Menuda polémica ha causado el artículo “El narcoestado más nuevo del mundo”, publicado en la revista The Economist.
¿Es el Ecuador un narcoestado? No se trata de un término como para aceptarlo sin beneficio de inventario; peor ignorar sus repercusiones, en especial con los países con los cuales el nuestro tiene relaciones de toda índole.
Líderes de opinión, expertos en seguridad, han dado luces sobre todo para entender las condiciones por las cuales un Estado puede ser calificado de narcoestado.
Resumiendo sus aportes, si un Estado, el nuestro o cualquier otro, pasa, prácticamente, a ser gobernado por el narcotráfico, merecería semejante calificación. Todas sus funciones deberían haber sido penetradas por esta diabólica y criminal actividad, y, hasta cierto punto aceptada por la comunidad de habitantes.
Bajo estos parámetros, no cabría la conclusión de quien redactó, previa investigación in situ, el mentado artículo, desmentido, además, por el Gobierno a través del ministro de Defensa.
No se sabe si el Régimen, por medio de Cancillería, envió la réplica correspondiente a The Economist, de cuya seriedad nadie duda, pero tampoco es la perfección total como para aceptar todo cuanto publique.

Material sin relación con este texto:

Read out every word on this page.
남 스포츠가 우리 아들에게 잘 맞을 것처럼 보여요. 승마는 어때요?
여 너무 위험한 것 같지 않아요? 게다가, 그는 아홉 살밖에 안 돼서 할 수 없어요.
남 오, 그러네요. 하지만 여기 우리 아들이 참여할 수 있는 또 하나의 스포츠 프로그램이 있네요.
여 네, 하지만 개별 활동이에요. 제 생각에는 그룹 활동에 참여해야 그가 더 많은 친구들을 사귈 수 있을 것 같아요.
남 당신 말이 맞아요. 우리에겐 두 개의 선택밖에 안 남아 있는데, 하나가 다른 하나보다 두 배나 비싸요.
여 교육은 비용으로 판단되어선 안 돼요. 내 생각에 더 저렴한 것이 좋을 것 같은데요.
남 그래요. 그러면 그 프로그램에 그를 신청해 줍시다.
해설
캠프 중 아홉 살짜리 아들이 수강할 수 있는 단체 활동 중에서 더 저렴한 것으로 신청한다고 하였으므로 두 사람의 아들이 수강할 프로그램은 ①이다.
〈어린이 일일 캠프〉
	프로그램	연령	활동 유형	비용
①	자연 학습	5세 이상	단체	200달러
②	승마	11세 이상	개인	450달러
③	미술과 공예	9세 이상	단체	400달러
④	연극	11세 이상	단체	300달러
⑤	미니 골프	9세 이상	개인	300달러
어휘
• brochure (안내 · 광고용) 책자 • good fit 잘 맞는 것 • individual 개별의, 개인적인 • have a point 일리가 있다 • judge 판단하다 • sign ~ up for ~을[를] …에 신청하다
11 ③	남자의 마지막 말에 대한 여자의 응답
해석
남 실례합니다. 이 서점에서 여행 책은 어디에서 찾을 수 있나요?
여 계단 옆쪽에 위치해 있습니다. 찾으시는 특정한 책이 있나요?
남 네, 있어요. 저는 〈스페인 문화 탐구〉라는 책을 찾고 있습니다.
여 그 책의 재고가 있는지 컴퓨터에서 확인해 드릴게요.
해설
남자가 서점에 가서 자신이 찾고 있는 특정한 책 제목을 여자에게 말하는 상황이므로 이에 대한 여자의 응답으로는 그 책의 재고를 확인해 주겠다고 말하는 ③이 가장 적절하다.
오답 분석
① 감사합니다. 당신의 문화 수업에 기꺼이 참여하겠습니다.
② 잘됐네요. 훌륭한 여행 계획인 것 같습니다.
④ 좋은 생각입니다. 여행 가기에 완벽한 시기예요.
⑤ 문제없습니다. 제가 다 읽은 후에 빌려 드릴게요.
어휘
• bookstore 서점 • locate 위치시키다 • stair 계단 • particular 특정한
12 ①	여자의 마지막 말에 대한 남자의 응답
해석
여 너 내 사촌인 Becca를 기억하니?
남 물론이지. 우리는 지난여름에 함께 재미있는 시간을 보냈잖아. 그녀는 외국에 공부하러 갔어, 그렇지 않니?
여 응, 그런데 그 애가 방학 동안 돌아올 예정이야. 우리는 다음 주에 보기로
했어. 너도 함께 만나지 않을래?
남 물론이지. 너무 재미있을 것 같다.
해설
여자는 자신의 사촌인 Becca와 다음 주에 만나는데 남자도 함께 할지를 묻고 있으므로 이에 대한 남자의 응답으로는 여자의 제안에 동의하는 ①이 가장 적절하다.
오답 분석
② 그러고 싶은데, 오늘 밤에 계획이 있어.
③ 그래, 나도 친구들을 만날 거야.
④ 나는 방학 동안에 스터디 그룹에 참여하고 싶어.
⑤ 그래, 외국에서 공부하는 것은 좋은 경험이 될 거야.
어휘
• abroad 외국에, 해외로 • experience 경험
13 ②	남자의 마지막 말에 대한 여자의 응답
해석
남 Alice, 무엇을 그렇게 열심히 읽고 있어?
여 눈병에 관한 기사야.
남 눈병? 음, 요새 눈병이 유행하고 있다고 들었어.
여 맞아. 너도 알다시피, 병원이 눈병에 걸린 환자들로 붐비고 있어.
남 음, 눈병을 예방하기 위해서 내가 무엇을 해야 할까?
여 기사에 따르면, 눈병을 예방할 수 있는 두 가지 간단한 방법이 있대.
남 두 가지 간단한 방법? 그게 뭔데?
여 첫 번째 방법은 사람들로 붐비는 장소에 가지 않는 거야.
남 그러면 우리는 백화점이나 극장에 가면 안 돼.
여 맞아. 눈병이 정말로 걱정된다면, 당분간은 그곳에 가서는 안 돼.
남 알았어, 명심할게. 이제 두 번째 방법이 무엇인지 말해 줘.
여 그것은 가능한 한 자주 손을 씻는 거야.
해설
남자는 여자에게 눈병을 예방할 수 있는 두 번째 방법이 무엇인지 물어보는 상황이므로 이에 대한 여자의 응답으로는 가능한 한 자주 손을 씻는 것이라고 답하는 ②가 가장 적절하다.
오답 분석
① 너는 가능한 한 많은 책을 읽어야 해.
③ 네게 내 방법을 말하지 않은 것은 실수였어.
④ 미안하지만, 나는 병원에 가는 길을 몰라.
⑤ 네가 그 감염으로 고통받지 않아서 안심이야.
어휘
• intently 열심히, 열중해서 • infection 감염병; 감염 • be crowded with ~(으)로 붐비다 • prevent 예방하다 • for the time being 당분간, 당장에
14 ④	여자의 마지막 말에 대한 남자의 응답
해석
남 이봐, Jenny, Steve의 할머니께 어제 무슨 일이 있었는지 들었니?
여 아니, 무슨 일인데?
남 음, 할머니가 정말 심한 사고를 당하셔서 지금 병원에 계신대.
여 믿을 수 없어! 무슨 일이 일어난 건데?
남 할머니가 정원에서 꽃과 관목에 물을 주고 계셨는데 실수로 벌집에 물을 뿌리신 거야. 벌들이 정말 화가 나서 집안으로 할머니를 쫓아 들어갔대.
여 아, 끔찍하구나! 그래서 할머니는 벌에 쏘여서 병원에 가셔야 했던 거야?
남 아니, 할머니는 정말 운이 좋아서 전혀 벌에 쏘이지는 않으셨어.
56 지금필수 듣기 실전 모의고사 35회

Sin embargo, el hecho de merecer la atención y preocupación de la revista sobre todo cuanto acontece con la ola de violencia criminal, comandada por el narcotráfico, resulta sintomático.
Negar, opacar esa realidad cruenta, sería una aberración; pues se la vive quien sabe desde hacía unos cuantos lustros, más bien convertida en estos últimos años en una especie de monstruo, en cuyas fauces ha caído parte de la vida política, de la Justicia, la Fiscalía, de los órganos de control; se lo ve en los puertos de exportación, en el mercado sucio en el cual se lava el dinero malhabido, en la minería ilegal, en el narcomenudeo. En fin.
Ni aceptar del todo la conclusión letal de The Economist; tampoco vendarse los ojos y taparse los oídos.